Don’s at it again in his candid and frank no holds bared way, on the topic of leadership and rhetoric verses reality. Leads to the question of what Don calls cheerleading and the cheerleader effect. Not exactly what your thinking so read on.
“Cultures even evolve a system of incentives that only award behavior that is seen as favorable in maintaining the status-quo. For whatever reasons, everyone gets caught up to do whatever it takes to keep the victory celebration going.
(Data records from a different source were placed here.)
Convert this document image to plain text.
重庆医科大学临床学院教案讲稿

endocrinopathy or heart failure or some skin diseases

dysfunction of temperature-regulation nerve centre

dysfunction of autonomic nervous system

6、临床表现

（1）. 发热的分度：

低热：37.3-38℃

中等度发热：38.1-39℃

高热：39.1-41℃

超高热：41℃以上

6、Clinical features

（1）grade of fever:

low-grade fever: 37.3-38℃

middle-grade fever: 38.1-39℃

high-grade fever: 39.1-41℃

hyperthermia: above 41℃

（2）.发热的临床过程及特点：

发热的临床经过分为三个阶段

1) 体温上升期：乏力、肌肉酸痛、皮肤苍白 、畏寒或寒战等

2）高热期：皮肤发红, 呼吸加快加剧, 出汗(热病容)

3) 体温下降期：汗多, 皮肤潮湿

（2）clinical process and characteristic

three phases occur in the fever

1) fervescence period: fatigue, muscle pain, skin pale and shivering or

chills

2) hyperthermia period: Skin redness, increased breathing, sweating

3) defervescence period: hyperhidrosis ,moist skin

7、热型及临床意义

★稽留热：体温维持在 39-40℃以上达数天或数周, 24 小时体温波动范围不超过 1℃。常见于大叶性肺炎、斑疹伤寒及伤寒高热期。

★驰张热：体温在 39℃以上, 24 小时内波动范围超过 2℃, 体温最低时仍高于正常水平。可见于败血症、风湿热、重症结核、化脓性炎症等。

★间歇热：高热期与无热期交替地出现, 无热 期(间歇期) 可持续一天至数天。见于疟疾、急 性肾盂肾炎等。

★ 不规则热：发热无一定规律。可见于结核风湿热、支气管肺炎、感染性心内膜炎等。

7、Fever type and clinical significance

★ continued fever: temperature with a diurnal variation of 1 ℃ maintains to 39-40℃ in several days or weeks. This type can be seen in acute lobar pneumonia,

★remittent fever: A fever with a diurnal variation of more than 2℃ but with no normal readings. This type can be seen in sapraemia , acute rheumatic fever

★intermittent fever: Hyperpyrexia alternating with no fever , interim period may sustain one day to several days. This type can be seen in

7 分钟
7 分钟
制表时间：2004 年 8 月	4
Over time "committing the truth" is not an accepted norm if it contradicts positive themes.”
Stay Oriented!
Fred
Cheerleading syndrome
In response to the On Leadership question: Federal budget: Can we handle the truth?
I would rephrase the question this way: Do Americans have the leaders that will deliver the painful truth about government budget deficits -- that getting them under control will require both tax increases and cuts in government services -- or will the Washington establishment reject any leader who dares to deliver it?
Over time nations take one of two evolutionary routes: They either continue to adapt with changing environmental conditions in order to sustain core beliefs, or they become complacent, resting on their laurels. In the latter case, success has led to isolation in a changing environment. Choosing the easy wrong over the hard right dominates. Decisions based on facts and assumptions that led to success become dated. In turn the nation fails to demand critical analysis from its leaders.
The right course of action may in fact force leaders to make hard choices and, in turn, to ask followers to change their accepted habits and even make sacrifices. The other option is doing nothing, keeping things as they are while pretending to do something through colorful rhetoric and complicated PowerPoint presentations. In order to justify doing nothing or making hard choices a culture adapts the cheerleading effect.
The cheerleading effect happens when the only acceptable message is a positive one. Everyone wants the party to go on, even after they have forgotten what the celebration was for. Over time, cheerleading transforms history into a one-sided view supporting the current accepted message. It becomes a cultural norm as it accompanies and justifies complacency.